London, England (CNN) -- A new study has provided more evidence that using common disinfectants could promote the growth of antibiotic-resistant superbugs.
Antibiotic resistance is considered a major health issue. Overuse of antibiotics is known to give rise to antibiotic resistance, but disinfectants could produce the same effect, according to research by the National University of Ireland, published in the January 2010 issue of the journal "Microbiology."
Researchers grew a bacteria associated with hospital-acquired infections in the presence of a common disinfectant and found that the bacteria became 12 times less susceptible to the disinfectant.
But they also found that the same bacteria became 256 times more resistant to a widely used antibiotic -- ciprofloxacin -- even though the bacteria had never been exposed to it.
Lead researcher Gerard Fleming told CNN that it was "a worrying finding, especially in critical care areas."
He said that the bacteria had adapted to pump out both the disinfectant and antibiotic from their cells, as well as showing a DNA mutation that made them resistant to ciprofloxacin-type antibiotics.
The researchers also found that the resistant strain outgrew the non-resistant strain in the presence of low levels of disinfectant. Fleming said it meant that residue from overly diluted disinfectants left on hospital surfaces might promote the growth of antibiotic-resistant bacteria.
"This is really worrying," Fleming told CNN. "Where you've got residual levels of low concentrations of disinfectant and the resistant organisms are present, they become dominant in the environment."
George Allen, from Oregon Health and Science University in the United States, told CNN that other studies have linked the use of disinfectants to antibiotic resistance, although some have produced conflicting results.
"There's a lot of discussion as to which disinfectants should be used in hospitals," Allen told CNN. "The most immediate concern would be resistance to a particular disinfectant, but these investigators showed the use of a disinfectant caused resistance to an antibiotic.
"It's these more unexpected effects that a disinfectant can have on existing antibiotics that I would say is the more serious long-term consequence."

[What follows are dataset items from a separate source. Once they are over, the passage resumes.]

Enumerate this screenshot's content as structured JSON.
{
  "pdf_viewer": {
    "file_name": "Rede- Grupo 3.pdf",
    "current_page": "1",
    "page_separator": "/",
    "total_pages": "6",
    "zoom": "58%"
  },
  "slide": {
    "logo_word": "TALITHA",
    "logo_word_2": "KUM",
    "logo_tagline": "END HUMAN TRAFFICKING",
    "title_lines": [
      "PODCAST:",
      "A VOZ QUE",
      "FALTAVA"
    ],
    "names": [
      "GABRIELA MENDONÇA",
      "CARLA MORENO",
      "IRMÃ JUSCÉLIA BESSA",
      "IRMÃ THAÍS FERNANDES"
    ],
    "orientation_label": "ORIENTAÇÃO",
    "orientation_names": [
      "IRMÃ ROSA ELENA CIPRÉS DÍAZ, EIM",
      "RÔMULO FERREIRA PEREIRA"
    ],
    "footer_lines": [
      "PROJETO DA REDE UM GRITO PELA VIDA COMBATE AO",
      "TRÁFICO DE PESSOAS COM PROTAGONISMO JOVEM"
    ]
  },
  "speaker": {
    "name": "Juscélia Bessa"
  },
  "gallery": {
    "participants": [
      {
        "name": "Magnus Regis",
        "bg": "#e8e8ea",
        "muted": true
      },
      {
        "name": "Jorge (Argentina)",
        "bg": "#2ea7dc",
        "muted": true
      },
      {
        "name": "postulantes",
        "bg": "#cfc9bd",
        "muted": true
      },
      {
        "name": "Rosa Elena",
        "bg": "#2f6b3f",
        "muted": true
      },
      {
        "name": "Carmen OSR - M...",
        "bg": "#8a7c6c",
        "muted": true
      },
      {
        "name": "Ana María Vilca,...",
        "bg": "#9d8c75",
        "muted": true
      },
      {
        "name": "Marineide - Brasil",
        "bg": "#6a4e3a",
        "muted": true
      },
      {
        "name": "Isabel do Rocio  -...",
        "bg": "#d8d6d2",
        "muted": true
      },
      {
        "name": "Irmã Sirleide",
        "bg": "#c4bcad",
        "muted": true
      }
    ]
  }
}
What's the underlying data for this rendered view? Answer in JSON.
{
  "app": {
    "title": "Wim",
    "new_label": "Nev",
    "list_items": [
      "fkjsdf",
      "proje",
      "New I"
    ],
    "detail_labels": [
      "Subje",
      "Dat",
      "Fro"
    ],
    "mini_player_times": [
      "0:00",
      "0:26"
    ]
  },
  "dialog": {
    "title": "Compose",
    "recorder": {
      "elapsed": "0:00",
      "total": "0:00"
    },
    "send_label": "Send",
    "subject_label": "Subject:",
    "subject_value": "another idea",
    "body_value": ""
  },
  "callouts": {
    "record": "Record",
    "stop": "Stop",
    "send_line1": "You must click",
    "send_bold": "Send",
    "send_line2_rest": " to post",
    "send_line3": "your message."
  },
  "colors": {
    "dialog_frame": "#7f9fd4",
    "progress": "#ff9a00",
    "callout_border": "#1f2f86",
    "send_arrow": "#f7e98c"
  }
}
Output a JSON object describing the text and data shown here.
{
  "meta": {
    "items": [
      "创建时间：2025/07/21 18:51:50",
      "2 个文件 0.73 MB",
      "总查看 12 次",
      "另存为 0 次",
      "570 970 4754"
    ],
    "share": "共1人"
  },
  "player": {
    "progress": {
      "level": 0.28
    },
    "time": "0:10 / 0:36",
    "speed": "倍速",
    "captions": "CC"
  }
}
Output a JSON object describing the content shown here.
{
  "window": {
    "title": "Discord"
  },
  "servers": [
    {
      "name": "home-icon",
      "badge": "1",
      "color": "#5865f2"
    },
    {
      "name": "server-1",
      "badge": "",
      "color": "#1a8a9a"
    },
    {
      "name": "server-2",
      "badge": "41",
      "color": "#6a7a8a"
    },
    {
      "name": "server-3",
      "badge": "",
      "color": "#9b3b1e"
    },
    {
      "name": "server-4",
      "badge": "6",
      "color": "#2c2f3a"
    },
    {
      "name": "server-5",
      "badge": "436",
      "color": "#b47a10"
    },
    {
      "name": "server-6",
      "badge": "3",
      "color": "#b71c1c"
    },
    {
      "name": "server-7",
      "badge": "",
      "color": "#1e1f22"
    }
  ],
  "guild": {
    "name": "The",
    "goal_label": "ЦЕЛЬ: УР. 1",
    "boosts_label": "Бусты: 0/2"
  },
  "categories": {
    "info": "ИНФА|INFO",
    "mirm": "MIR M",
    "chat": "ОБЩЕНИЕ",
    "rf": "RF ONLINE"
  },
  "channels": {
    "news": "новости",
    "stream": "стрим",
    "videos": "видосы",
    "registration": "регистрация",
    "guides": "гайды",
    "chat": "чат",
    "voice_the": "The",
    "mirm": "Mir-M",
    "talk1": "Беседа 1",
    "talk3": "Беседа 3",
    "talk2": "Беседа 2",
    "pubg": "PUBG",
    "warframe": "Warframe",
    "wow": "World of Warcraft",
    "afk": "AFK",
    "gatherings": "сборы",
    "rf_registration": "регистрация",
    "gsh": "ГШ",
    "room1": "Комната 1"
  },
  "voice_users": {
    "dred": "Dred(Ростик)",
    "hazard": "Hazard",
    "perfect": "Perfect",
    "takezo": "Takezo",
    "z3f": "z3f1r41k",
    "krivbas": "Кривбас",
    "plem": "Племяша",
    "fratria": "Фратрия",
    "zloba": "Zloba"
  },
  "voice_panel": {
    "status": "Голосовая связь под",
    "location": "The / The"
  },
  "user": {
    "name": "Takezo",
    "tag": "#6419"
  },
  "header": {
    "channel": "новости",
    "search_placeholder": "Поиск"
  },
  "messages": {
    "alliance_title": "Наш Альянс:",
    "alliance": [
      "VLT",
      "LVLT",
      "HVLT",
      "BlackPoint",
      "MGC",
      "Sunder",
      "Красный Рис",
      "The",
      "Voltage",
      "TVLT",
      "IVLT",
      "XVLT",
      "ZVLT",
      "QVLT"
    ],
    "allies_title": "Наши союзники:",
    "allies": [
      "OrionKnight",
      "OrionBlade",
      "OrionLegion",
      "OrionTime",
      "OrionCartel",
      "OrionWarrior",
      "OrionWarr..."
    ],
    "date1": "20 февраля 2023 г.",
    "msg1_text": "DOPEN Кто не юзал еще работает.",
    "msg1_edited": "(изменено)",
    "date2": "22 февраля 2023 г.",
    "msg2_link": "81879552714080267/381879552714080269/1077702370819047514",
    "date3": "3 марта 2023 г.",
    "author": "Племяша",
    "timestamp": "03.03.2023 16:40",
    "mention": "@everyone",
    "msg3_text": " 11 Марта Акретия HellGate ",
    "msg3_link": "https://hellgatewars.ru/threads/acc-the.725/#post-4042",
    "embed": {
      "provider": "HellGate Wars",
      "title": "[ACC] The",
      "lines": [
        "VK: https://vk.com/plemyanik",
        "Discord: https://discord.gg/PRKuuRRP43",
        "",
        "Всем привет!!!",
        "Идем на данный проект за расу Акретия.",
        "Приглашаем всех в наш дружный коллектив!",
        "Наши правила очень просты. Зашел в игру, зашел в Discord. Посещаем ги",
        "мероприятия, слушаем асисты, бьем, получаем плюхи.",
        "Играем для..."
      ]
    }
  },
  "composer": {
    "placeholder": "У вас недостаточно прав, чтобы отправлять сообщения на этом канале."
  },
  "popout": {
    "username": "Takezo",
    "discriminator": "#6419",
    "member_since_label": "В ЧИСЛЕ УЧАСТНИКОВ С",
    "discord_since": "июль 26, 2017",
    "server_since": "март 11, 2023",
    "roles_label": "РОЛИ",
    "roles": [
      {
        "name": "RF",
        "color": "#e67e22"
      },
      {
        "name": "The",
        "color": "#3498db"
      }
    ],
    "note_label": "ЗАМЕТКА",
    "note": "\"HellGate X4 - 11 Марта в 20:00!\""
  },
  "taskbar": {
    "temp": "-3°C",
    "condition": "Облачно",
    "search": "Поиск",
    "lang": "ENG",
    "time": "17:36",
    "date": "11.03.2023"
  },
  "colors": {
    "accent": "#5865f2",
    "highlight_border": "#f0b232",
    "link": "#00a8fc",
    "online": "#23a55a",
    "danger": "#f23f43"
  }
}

The bacteria tested, Pseudomonas aeruginosa, is a known threat for people with an impaired immune system, and is a major problem in burns units, according to Fleming. He said that the disinfectant used in the study, benzalkonium chloride, is found in many commercial and hospital preparations.
Fleming told CNN that disinfectants are an essential first line of defense to prevent the spread of bacteria in hospitals, with antibiotics the second line of defense, to be used against bacteria that survive the disinfectant and infect patients. By creating cross-resistance, there was a risk of losing both defenses, he said.
"I'm not saying don't use disinfectants," he said. "They have to be used in hospitals and food preparation areas."
"But it is essential that they are used at the correct concentration," he continued.
Fleming added that when using disinfectants at home, it is essential to leave them on a surface for long enough for them to kill bacteria, and to vary the disinfectants used, to prevent organisms from becoming less susceptible to the disinfectant.